Friday, Gates wondered aloud what Martin Luther King Jr. would think about today’s world.

He would surely be astonished that our country has a black president and happy that the black middle class has quadrupled since 1968, Gates said.

“But the percentage of black families living in poverty is depressing,” Gates said.

That number has dropped only two percentage points from 36 percent in 1968.

And one in five black males are now in prison. Nearly half of all black children who start kindergarten never graduate from high school, Gates said. More than 70 percent of all black babies are born to mothers who aren’t married.

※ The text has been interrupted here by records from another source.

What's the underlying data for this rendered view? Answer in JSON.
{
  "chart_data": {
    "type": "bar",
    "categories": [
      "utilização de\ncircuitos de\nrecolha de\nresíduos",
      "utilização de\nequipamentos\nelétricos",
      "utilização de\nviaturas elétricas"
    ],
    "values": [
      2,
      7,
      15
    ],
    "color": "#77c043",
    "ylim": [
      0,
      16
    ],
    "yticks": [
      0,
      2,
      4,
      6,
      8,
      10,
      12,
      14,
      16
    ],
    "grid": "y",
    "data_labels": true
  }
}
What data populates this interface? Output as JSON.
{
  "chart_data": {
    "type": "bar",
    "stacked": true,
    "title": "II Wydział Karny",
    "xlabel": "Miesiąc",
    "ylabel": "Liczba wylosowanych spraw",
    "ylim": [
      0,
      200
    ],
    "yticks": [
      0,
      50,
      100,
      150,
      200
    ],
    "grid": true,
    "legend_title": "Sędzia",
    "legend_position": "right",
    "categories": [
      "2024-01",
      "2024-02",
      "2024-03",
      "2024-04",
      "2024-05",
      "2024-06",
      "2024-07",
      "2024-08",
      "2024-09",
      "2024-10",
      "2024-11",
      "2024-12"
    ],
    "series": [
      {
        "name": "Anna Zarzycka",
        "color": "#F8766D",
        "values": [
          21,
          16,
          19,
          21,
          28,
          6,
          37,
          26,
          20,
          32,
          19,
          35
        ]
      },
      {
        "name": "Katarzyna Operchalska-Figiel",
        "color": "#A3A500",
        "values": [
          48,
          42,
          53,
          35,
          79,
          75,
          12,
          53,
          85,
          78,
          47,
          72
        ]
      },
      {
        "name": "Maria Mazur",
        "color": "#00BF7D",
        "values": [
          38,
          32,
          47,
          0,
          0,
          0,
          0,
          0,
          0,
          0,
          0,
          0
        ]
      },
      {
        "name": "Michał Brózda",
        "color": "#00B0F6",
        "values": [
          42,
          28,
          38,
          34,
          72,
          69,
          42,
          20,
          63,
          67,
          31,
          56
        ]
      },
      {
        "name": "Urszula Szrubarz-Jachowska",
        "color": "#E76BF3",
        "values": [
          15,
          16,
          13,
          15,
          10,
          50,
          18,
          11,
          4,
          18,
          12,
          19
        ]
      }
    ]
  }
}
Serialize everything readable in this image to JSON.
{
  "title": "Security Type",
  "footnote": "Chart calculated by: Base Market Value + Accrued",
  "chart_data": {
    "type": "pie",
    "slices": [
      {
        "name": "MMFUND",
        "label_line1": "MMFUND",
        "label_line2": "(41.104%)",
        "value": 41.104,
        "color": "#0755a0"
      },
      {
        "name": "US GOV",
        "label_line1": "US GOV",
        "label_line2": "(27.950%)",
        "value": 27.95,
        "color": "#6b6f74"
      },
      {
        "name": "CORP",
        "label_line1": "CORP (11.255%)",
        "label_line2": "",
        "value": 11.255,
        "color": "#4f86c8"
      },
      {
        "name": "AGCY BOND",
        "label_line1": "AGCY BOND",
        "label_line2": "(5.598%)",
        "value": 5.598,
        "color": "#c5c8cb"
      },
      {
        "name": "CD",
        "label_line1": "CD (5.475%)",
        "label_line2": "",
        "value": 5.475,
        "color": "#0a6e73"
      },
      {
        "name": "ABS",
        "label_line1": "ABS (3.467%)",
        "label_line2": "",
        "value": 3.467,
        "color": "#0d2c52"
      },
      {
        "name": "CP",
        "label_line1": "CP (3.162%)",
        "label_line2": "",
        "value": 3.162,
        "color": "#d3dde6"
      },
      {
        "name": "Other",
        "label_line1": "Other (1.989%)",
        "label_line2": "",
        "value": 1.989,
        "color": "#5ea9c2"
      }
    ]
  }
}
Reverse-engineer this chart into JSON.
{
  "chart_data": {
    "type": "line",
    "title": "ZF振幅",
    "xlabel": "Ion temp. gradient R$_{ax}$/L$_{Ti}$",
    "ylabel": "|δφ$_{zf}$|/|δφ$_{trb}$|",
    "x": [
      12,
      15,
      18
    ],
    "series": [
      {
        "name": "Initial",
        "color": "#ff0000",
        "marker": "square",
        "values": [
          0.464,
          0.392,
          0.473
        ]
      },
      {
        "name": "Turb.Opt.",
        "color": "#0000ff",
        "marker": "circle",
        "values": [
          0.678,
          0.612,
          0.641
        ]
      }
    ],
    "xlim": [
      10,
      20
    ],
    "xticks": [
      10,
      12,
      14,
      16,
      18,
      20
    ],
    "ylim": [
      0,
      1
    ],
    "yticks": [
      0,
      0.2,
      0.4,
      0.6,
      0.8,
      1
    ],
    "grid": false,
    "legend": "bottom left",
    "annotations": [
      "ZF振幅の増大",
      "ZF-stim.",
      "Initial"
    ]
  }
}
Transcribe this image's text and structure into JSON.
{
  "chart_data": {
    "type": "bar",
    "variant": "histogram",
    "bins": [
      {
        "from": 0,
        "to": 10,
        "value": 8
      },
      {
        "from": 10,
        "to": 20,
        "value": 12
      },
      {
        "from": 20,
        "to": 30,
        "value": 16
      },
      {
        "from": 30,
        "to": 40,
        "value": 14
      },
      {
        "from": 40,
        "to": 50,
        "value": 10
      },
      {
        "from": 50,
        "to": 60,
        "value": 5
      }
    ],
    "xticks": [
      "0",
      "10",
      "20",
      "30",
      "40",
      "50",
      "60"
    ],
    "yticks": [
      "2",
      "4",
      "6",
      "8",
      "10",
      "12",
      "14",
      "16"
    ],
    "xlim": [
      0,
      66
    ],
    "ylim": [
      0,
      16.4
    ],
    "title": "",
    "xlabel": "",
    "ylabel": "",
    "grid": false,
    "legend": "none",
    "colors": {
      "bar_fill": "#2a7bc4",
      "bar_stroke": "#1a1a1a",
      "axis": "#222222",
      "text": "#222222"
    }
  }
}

“We have to do something about the crisis in the African-American community,” Gates said. “African-American children have lost their way.”

They no longer understand the value of a good education.

Gates said he wants to use genealogy to “seduce” inner-city kids into the love of learning.

“Who wouldn’t be turned on by that curriculum?” he asked the 470 people at the Ivy Tech event center.

He envisions children interviewing parents and grandparents and looking at census records and property and tax records.

Every child would do their own family tree.

Three-hundred schools have already volunteered to be a part of the pilot program. One school from every region in the country will be chosen, Gates said.

“We can make them passionate about their identities,” he said. “It’s a small contribution, but we have to start somewhere.”